To determine if the integral is convergent, you must then split the integral at x=1, and then use limits to evaluate:
${\int }_{0}^{2}\frac{1}{x-1}dx$
$={\int }_{0}^{1}\frac{1}{x-1}dx+{\int }_{1}^{2}\frac{1}{x-1}dx$ (Rewrite as a sum)
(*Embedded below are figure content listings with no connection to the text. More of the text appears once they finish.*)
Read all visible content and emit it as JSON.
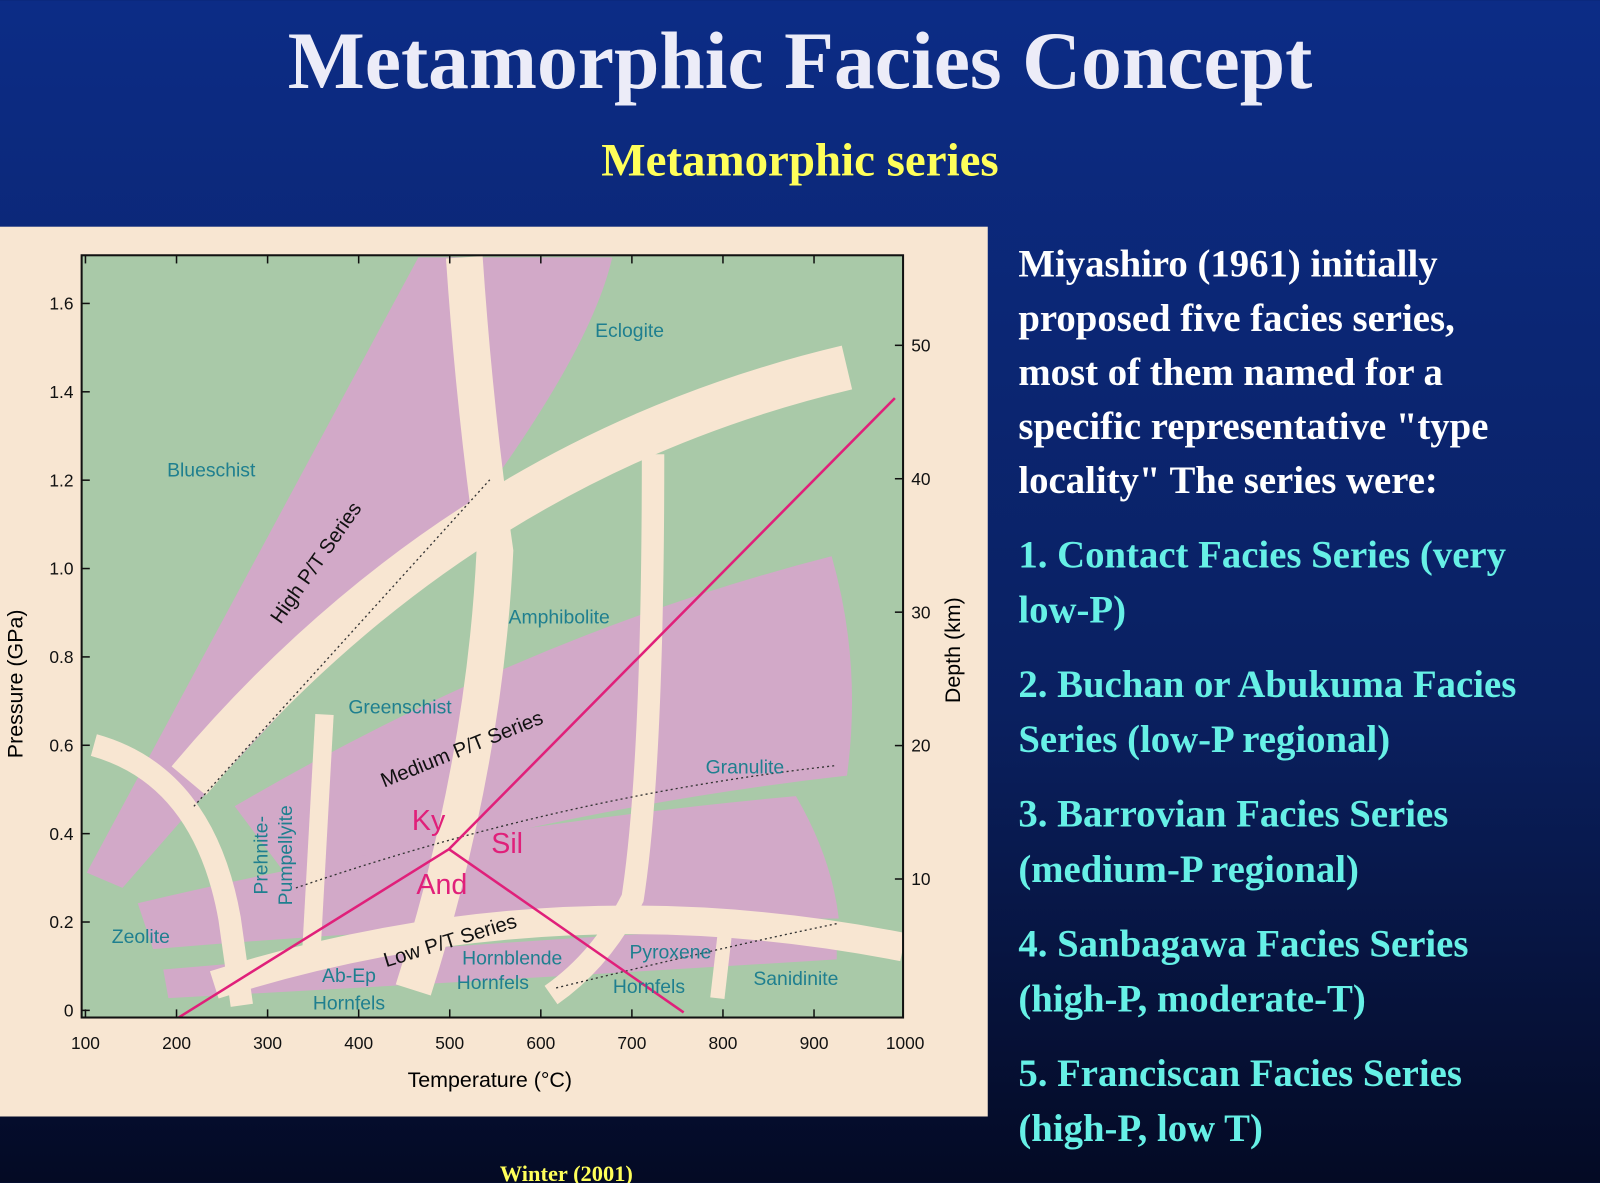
{
  "header": {
    "title": "Metamorphic Facies Concept",
    "subtitle": "Metamorphic series"
  },
  "diagram": {
    "x_axis": {
      "label": "Temperature (°C)",
      "ticks": [
        100,
        200,
        300,
        400,
        500,
        600,
        700,
        800,
        900,
        1000
      ]
    },
    "y_axis": {
      "label": "Pressure (GPa)",
      "ticks": [
        0,
        0.2,
        0.4,
        0.6,
        0.8,
        {
          "value": 1,
          "label": "1.0"
        },
        1.2,
        1.4,
        1.6
      ]
    },
    "y2_axis": {
      "label": "Depth (km)",
      "ticks": [
        10,
        20,
        30,
        40,
        50
      ]
    },
    "facies": [
      [
        "Eclogite"
      ],
      [
        "Blueschist"
      ],
      [
        "Amphibolite"
      ],
      [
        "Greenschist"
      ],
      [
        "Granulite"
      ],
      [
        "Zeolite"
      ],
      [
        "Prehnite-",
        "Pumpellyite"
      ],
      [
        "Ab-Ep",
        "Hornfels"
      ],
      [
        "Hornblende",
        "Hornfels"
      ],
      [
        "Pyroxene",
        "Hornfels"
      ],
      [
        "Sanidinite"
      ]
    ],
    "series_labels": [
      "High P/T Series",
      "Medium P/T Series",
      "Low P/T Series"
    ],
    "minerals": [
      "Ky",
      "Sil",
      "And"
    ]
  },
  "text": {
    "intro": [
      "Miyashiro (1961) initially",
      "proposed five facies series,",
      "most of  them named for a",
      "specific representative \"type",
      "locality\" The series were:"
    ],
    "series": [
      [
        "1. Contact Facies Series (very",
        "low-P)"
      ],
      [
        "2. Buchan or Abukuma Facies",
        "Series (low-P regional)"
      ],
      [
        "3. Barrovian Facies Series",
        "(medium-P regional)"
      ],
      [
        "4. Sanbagawa Facies Series",
        "(high-P, moderate-T)"
      ],
      [
        "5. Franciscan Facies Series",
        "(high-P, low T)"
      ]
    ]
  },
  "credit": "Winter (2001)"
}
$\underset{m\to {1}^{-}}{lim}{\int }_{0}^{m}\frac{1}{x-1}dx+\underset{m\to {1}^{-}}{lim}{\int }_{n}^{2}\frac{1}{x-1}dx$ (Rewrite using limits)
$\underset{m\to {1}^{-}}{lim}\left(\mathrm{ln}|x-1|\right)\left({\mid }_{0}^{m}\right)+\underset{m\to {1}^{-}}{lim}\left(\mathrm{ln}|x-1|\right){\mid }_{n}^{2}$ (Integrate)
$\underset{m\to {1}^{-}}{lim}\left(\mathrm{ln}|m-1|-\mathrm{ln}|0-1|\right)+\underset{m\to {1}^{-}}{lim}\left(\mathrm{ln}|2-1|-\mathrm{ln}|n-1|\right)$ (Evaluate)
$\underset{m\to {1}^{-}}{lim}\left(\mathrm{ln}|m-1|-\mathrm{ln}1\right)+\underset{m\to {1}^{-}}{lim}\left(\mathrm{ln}1-\mathrm{ln}|n-1|\right)$ (Simplify)
$\underset{m\to {1}^{-}}{lim}\left(\mathrm{ln}|m-1|\right)+\underset{m\to {1}^{-}}{lim}\left(\mathrm{ln}|n-1|\right)$ (Simplify using $\mathrm{ln}1=0$)
$\underset{m\to {1}^{-}}{lim}\left(\mathrm{ln}|m-1|\right)\phantom{\rule{1em}{0ex}}\text{and}\phantom{\rule{1em}{0ex}}\underset{m\to {1}^{-}}{lim}\left(\mathrm{ln}|n-1|\right)$ aren't finite since $\mathrm{ln}0$ is not defined.Therefore, the integral is divergent.